TESS scientists expect the mission will catalog thousands of planet candidates and vastly increase the current number of known exoplanets. Of these, approximately 300 are expected to be Earth-sized and super-Earth-sized exoplanets, which are worlds no larger than twice the size of Earth. TESS will find the most promising exoplanets orbiting our nearest and brightest stars, giving future researchers a rich set of new targets for more comprehensive follow-up studies.
Mission Approach
TESS will survey the entire sky over the course of two years by breaking it up into 26 different sectors, each 24 degrees by 96 degrees across. The powerful cameras on the spacecraft will stare at each sector for at least 27 days, looking at the brightest stars at a two-minute cadence. From Earth, the moon occupies half a degree, which is less than 1/9,000th the size of the TESS tiles.
The stars TESS will study are 30 to 100 times brighter than those the Kepler mission and K2 follow-up surveyed, which will enable far easier follow-up observations with both ground-based and space-based telescopes. TESS will also cover a sky area 400 times larger than that monitored by Kepler.
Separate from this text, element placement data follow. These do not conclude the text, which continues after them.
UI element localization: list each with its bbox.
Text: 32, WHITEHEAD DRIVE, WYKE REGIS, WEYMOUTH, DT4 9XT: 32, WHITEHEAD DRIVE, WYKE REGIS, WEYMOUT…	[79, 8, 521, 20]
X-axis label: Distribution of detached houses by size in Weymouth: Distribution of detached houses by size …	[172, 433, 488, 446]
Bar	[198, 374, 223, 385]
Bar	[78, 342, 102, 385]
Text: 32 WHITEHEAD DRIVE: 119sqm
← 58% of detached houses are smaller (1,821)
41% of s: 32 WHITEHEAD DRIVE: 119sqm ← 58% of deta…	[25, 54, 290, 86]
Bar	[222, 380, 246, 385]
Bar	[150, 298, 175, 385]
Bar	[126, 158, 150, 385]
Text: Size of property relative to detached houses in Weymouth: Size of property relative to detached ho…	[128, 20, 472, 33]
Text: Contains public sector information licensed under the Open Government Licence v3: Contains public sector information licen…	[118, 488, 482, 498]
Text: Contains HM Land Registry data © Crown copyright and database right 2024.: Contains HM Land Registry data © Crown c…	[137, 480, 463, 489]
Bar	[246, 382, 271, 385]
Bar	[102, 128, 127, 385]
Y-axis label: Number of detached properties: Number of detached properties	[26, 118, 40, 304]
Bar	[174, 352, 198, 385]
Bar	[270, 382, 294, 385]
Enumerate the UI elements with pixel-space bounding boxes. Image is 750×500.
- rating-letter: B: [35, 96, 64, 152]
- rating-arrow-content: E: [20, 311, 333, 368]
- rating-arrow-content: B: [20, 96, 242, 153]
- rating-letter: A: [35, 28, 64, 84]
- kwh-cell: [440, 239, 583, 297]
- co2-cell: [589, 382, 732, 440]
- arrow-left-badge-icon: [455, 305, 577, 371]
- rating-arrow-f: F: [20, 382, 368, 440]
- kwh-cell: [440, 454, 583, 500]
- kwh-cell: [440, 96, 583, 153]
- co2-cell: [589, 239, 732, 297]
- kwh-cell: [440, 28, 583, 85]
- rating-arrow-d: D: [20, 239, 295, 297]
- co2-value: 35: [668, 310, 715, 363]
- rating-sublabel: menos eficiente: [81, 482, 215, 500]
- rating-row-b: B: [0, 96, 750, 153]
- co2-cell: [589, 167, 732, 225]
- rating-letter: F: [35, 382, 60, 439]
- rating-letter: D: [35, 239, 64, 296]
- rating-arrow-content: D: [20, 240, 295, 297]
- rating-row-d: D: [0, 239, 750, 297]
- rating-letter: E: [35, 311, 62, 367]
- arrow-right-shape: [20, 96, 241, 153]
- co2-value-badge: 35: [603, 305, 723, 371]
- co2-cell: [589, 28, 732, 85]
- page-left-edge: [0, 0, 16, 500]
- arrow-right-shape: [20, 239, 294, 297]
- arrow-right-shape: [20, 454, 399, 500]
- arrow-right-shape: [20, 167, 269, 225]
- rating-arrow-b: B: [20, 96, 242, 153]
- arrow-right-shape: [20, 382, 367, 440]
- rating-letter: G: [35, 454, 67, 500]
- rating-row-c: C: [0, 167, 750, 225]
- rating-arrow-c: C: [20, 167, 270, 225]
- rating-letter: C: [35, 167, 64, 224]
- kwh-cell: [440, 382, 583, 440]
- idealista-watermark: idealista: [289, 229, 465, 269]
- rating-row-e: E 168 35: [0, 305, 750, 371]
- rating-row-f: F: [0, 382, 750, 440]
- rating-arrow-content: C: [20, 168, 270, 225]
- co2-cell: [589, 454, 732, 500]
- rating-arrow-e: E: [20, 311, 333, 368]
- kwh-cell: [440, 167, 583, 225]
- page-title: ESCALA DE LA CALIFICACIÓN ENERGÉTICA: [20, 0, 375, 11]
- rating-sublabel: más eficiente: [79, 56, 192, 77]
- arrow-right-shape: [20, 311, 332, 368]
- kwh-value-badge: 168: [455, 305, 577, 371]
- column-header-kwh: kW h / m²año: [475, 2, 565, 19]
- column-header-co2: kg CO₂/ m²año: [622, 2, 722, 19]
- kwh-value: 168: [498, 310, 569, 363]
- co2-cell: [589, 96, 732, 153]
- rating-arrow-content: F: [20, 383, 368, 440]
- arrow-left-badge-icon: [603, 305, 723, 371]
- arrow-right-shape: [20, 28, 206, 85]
In addition to its search for exoplanets, TESS will allow scientists from the wider community to request targets for astrophysics research on approximately 20,000 additional objects during the mission through its Guest Investigator program
The Transit Method
The transit method of detecting exoplanets looks for dips in the visible light of stars, and requires that planets cross in front of stars along our line of sight to them. Repetitive, periodic dips can reveal a planet or planets orbiting a star. Transit photometry, which looks at how much light an object puts out at any given time, can tell researchers a lot about a planet. Based on how much of a dip in light a planet causes in its star, we can determine that planet’s size. Looking at how long it takes a planet to orbit its star, scientists are able to determine the shape of the planet’s orbit and how long it takes the planet to circle its sun.
TESS will create a catalog of thousands of exoplanet candidates using this transit photometry method. After this list has been compiled, the TESS mission will conduct ground-based follow-up observations to confirm that the exoplanets candidates are true exoplanets and not false positives. These ground-based telescopes will collaborate with other ground-based telescopes to measure the masses of the planets. Using the known planet size, orbit and mass, TESS and ground-based follow-up will be able to determine the planets’ compositions. This will reveal whether the planets are rocky (like Earth), gas giants (like Jupiter) or something even more unusual. Additional follow-up with ground- and space-based missions, including NASA’s James Webb Space Telescope, will also allow astronomers to study the atmospheres of many of these planets.
TESS team partners include the Massachusetts Institute of Technology, the Kavli Institute for Astrophysics and Space Research, NASA’s Goddard Space Flight Center, MIT’s Lincoln Laboratory, Orbital ATK, NASA’s Ames Research Center, the Harvard-Smithsonian Center for Astrophysics, and the Space Telescope Science Institute.